I talk about this a lot on the Build the Damn Thing podcast because the truth is the only currency that actually appreciates in value. When you build a community based on truth, you create a moat around your business. You have a support system that actually understands the stakes.
Scale Your Own Ecosystem
Once you have your core group, you have to start thinking about the infrastructure. A room is not just a physical space or a group chat. It is a set of resources. This might look like a shared database of investors who are actually helpful. It might look like a group buy for software that you all need.
I created the BUILD Sprint because I saw so many people with great ideas who were stuck in the thinking phase because they did not have a structured way to move forward. They needed a room that provided a roadmap. If you find yourself constantly answering the same questions for other founders, that is a signal. It means you have knowledge that needs to be codified.

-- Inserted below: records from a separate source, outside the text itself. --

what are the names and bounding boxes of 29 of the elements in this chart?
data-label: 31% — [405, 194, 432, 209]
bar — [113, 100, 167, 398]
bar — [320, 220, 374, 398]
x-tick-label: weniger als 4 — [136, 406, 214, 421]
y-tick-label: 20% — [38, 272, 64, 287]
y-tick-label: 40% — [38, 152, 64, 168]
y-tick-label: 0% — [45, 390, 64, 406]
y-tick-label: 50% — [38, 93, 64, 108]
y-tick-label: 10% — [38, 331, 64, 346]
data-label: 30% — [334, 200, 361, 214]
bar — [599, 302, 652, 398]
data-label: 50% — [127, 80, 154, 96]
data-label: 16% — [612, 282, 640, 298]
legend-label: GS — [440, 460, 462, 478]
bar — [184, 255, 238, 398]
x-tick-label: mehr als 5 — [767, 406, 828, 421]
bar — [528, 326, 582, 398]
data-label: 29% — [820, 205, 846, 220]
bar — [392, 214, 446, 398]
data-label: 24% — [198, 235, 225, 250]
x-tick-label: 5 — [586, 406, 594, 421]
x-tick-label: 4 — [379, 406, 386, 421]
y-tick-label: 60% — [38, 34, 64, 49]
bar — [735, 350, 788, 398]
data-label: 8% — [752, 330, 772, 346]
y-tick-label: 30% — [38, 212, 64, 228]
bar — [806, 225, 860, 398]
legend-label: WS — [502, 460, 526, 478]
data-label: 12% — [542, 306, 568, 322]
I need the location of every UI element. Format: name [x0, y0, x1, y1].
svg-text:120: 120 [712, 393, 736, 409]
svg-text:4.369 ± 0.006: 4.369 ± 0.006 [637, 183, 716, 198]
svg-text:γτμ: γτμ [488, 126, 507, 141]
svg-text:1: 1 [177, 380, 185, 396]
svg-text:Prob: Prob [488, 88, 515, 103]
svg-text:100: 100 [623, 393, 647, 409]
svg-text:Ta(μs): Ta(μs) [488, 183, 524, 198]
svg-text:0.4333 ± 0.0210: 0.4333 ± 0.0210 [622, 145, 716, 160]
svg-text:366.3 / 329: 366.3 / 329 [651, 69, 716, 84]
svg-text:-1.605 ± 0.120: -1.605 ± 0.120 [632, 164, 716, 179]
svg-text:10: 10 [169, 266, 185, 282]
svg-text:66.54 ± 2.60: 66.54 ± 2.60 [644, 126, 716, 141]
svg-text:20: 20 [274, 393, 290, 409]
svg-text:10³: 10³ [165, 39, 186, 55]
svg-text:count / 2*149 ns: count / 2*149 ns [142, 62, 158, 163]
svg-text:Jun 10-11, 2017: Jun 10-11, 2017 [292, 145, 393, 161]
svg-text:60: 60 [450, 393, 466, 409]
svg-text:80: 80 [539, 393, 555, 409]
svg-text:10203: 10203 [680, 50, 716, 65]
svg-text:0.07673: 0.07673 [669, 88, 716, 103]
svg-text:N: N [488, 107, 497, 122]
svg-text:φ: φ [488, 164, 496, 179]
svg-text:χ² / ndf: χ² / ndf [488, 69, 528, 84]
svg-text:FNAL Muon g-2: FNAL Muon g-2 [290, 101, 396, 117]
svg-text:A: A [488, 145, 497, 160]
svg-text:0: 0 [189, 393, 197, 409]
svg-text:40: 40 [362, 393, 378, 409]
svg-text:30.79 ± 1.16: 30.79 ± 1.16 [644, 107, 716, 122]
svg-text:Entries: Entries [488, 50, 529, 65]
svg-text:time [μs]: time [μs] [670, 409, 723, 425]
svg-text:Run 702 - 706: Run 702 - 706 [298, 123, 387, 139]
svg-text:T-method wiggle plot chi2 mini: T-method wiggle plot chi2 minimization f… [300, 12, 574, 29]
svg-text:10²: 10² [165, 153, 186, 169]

Do not guard your secrets. The old world thinks if I give you my map, I will get lost. The builder mindset knows that if I give you my map, we can both find the treasure and maybe build a city there. You scale your room by making it easier for the next person to enter it.
Vet your Vibe
Not everyone belongs in your room. This is the hardest part for people who are used to being excluded. You want to be inclusive because you know how it feels to be left out. But a room with no walls is just a field.
To protect the integrity of what you are building, you have to vet the people who enter. Are they there to take or are they there to add? Are they comfortable with the radical transparency you have established? If someone comes in and tries to bring that old, ego driven, jargon heavy energy, you have to show them the door. Your room is a sanctuary for the underestimated. It is not a place for people to practice their pitch on you while offering nothing in return.
Check the toolbox you are using to manage your community. Are your communication channels healthy? Are people actually helping each other, or are they just broadcasting their own updates? A real community is a two way street. If it is only going one way, it is just a mailing list.
Ownership is the Goal
The ultimate reason to build your own room is ownership. When you are in someone else's room, you are a guest. Guests can be asked to leave at any time. Guests have to follow someone else's rules. Guests do not get a share of the house.
By building your own room, you are claiming ownership over your professional destiny. You are deciding who the experts are. You are deciding what success looks like. You are deciding which problems are worth solving. For underestimated founders, this is the most radical thing you can do. The world expects us to be happy with the crumbs. When we build the whole bakery, we change the entire game.
If you are looking for where to start, start with the nearest person who is doing something brave. Reach out to them. Tell them you like what they are building and ask how you can help. That is how the new table begins. We do not need their permission, their mahogany tables, or their broken systems. We just need each other and the willingness to build the damn thing ourselves.